Uma parte substancial das distorções ocorreu durante o ano eleitoral de 2004, por efeito do loteamento político nos cargos de direção. O ex-gerente Maurício Marinho contou a procuradores federais que no período pré-eleitoral foram intensificadas as pressões de políticos aliados ao governo para que diretores dos Correios obtivessem contribuições dos fornecedores da estatal sob as mais variadas formas.

Marinho confessou ter atendido a alguns pedidos do gênero feitos por diretores como Antônio Osório, indicado pelo PTB, e João Henrique, indicado pelo PMDB. Entre as empresas fornecedoras da estatal que teriam concordado em fazer contribuições para campanhas políticas, ele relacionou a Incomir, a ELC/Starlock, a Polycart e a Multiformas.
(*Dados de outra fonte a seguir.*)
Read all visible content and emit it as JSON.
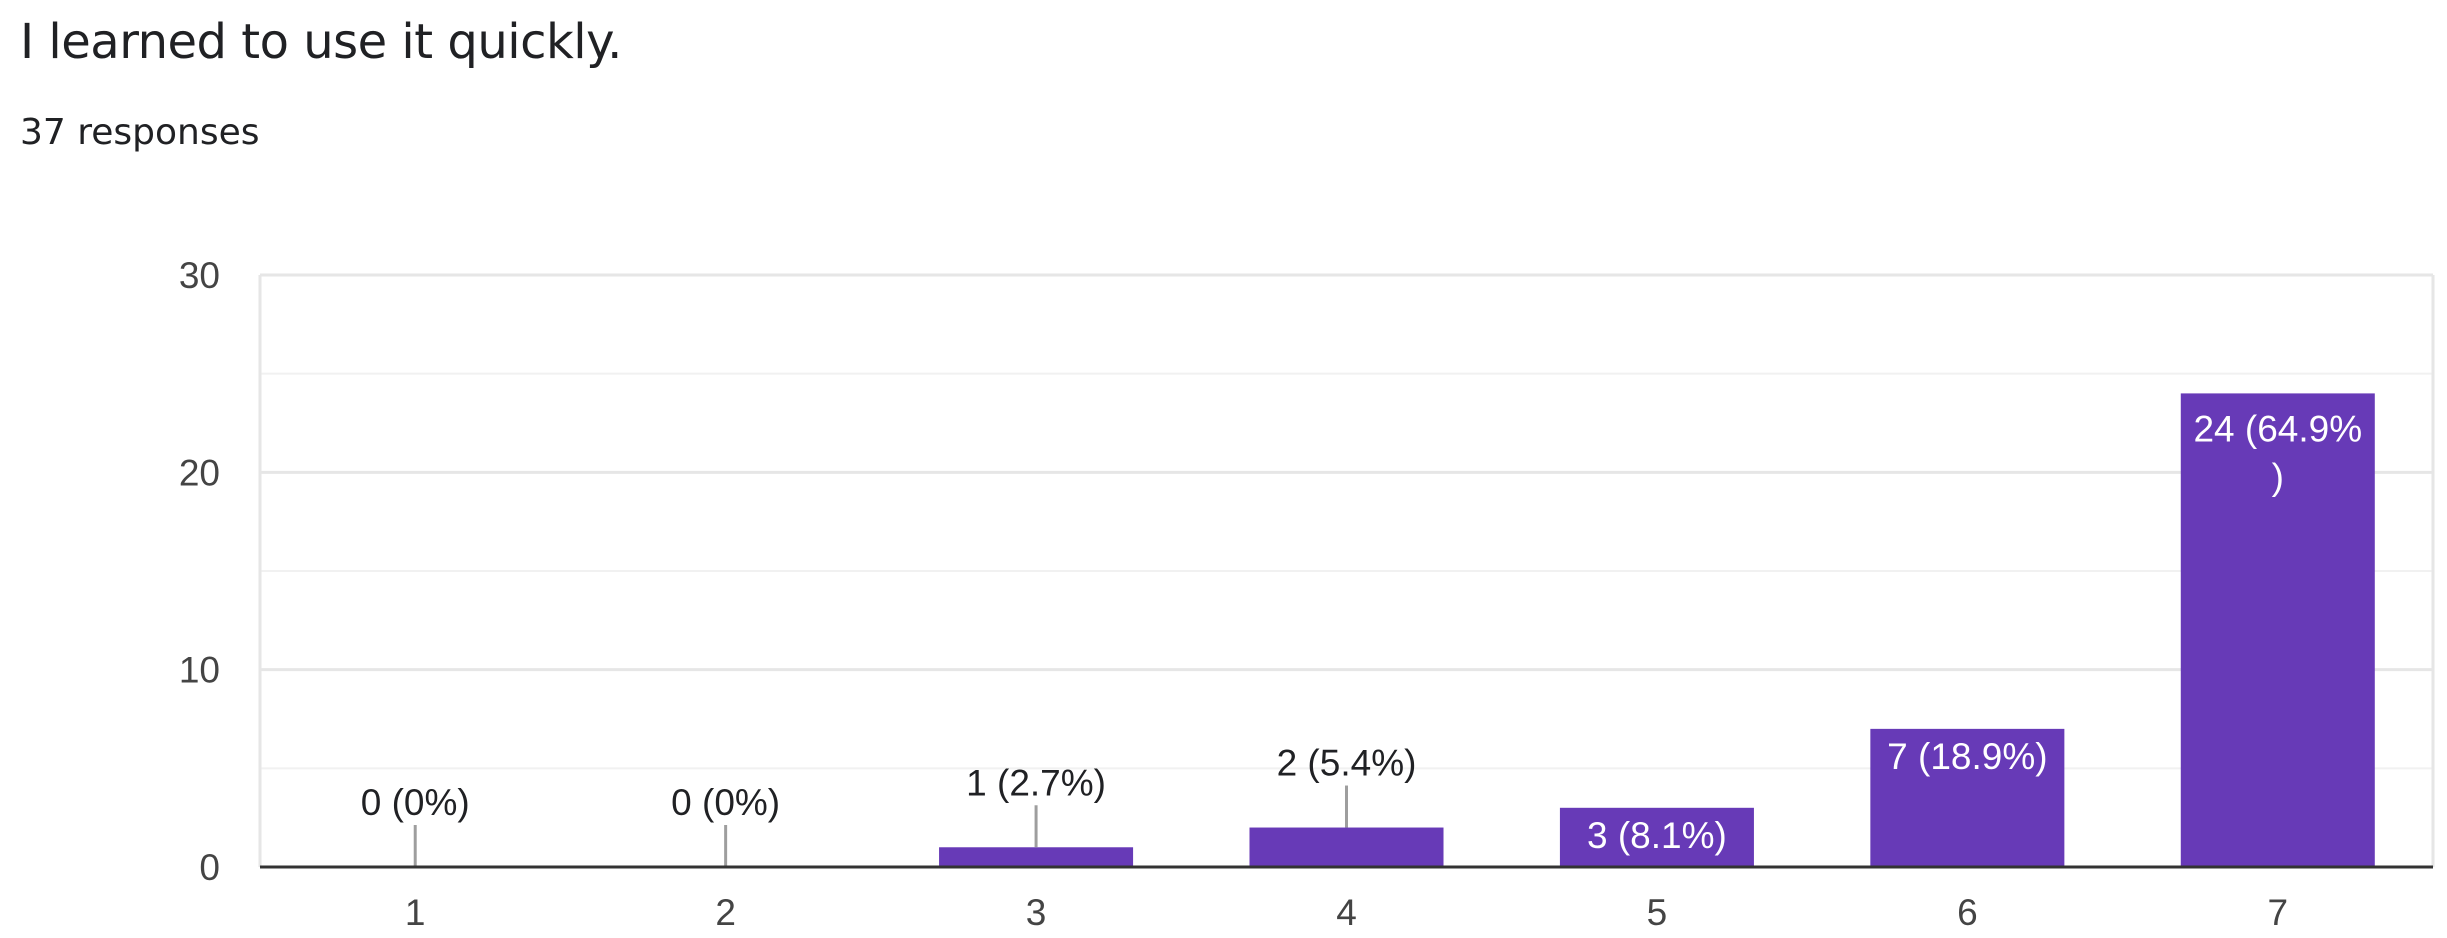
{
  "question": {
    "title": "I learned to use it quickly.",
    "responses": "37 responses"
  },
  "chart_data": {
    "type": "bar",
    "title": "",
    "xlabel": "",
    "ylabel": "",
    "categories": [
      "1",
      "2",
      "3",
      "4",
      "5",
      "6",
      "7"
    ],
    "values": [
      0,
      0,
      1,
      2,
      3,
      7,
      24
    ],
    "data_labels": [
      "0 (0%)",
      "0 (0%)",
      "1 (2.7%)",
      "2 (5.4%)",
      "3 (8.1%)",
      "7 (18.9%)",
      "24 (64.9%)"
    ],
    "ylim": [
      0,
      30
    ],
    "yticks": [
      0,
      10,
      20,
      30
    ],
    "grid": true,
    "legend": "none",
    "bar_color": "#673ab7"
  }
}
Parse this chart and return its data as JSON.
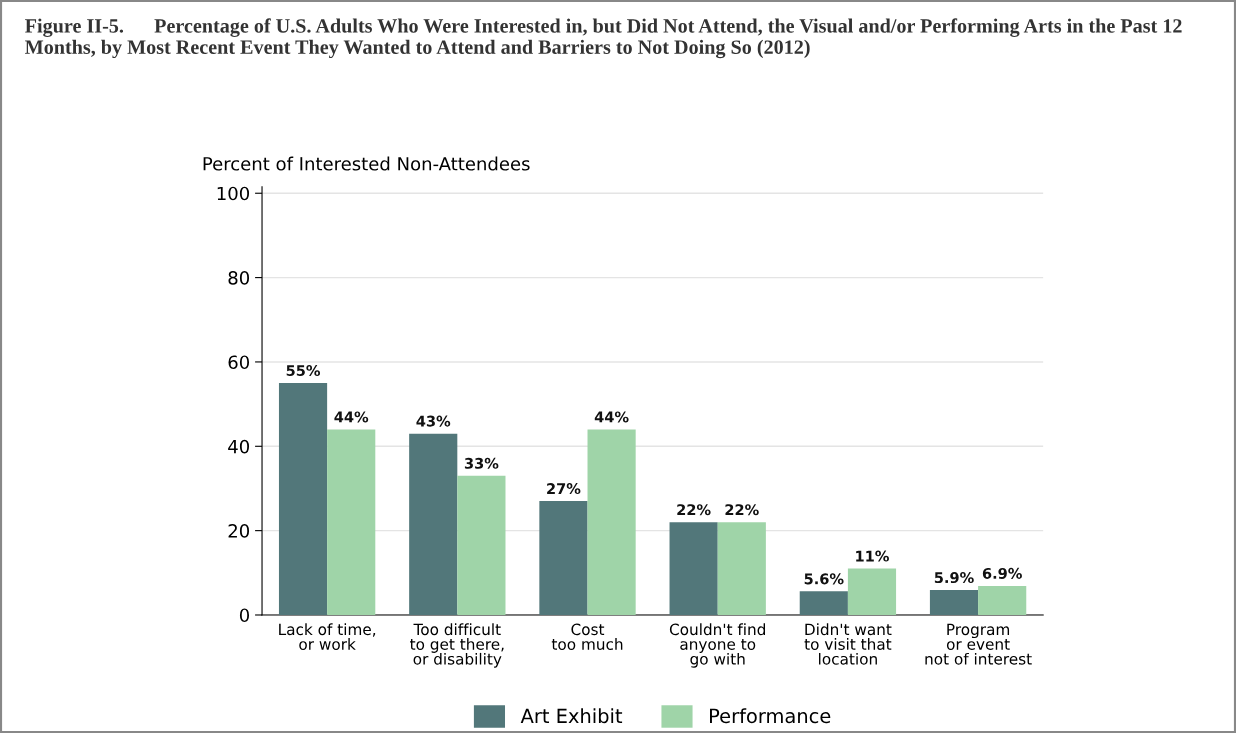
{
  "chart_data": {
    "type": "bar",
    "title": "Figure II-5.      Percentage of U.S. Adults Who Were Interested in, but Did Not Attend, the Visual and/or Performing Arts in the Past 12 Months, by Most Recent Event They Wanted to Attend and Barriers to Not Doing So (2012)",
    "ylabel": "Percent of Interested Non-Attendees",
    "categories": [
      "Lack of time,\nor work",
      "Too difficult\nto get there,\nor disability",
      "Cost\ntoo much",
      "Couldn't find\nanyone to\ngo with",
      "Didn't want\nto visit that\nlocation",
      "Program\nor event\nnot of interest"
    ],
    "series": [
      {
        "name": "Art Exhibit",
        "color": "#52777a",
        "values": [
          55,
          43,
          27,
          22,
          5.6,
          5.9
        ],
        "value_labels": [
          "55%",
          "43%",
          "27%",
          "22%",
          "5.6%",
          "5.9%"
        ]
      },
      {
        "name": "Performance",
        "color": "#9fd4a8",
        "values": [
          44,
          33,
          44,
          22,
          11,
          6.9
        ],
        "value_labels": [
          "44%",
          "33%",
          "44%",
          "22%",
          "11%",
          "6.9%"
        ]
      }
    ],
    "ylim": [
      0,
      101.5
    ],
    "yticks": [
      0,
      20,
      40,
      60,
      80,
      100
    ],
    "grid": "y",
    "legend": "bottom"
  }
}
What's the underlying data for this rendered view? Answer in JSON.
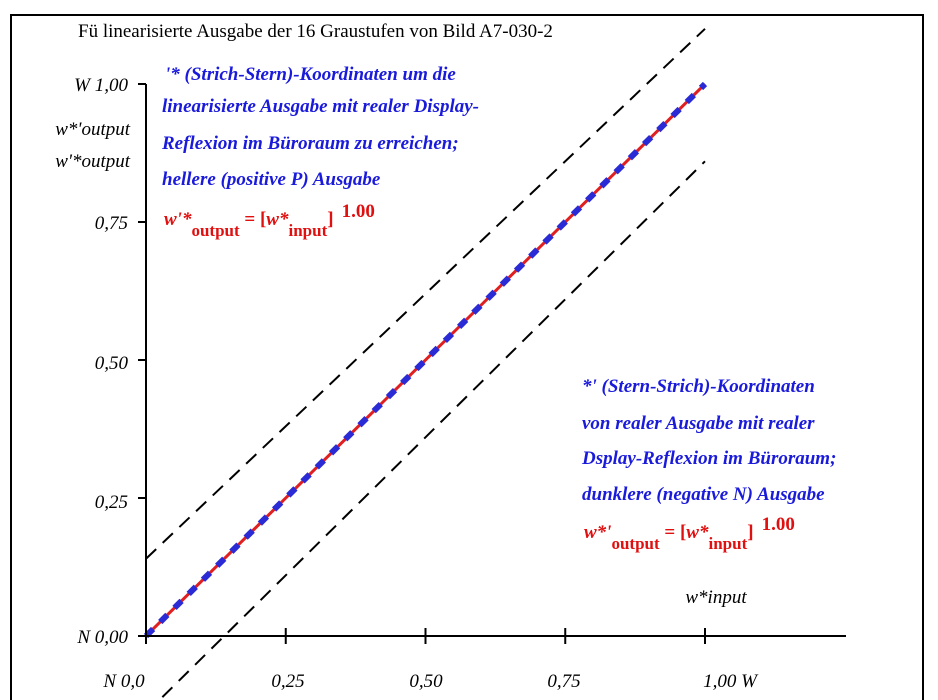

Disse, ainda, ter sido informado sobre doações de outras grandes fornecedoras para as campanhas eleitorais de cidades maiores, atendendo ao PT e ao PMDB.

Certo mesmo é que houve um pouco de tudo. Desde pagamentos por reajustes de preços em contratos já extintos a pagamentos de serviços de transportes "sem cobertura contratual devida", licitações dirigidas e sem garantias contratuais, pregões eletrônicos distorcidos e até contratos irregulares de publicidade, patrocínio e propaganda por interferência da Secretaria de Comunicações da Presidência da República (Secom).

A diretoria da estatal chegou a gastar R$ 90,6 milhões em estudos de "avaliação" da gestão empresarial dos Correios. O resultado? "Insuficiente", escreveram os auditores, com uma ponta de ironia.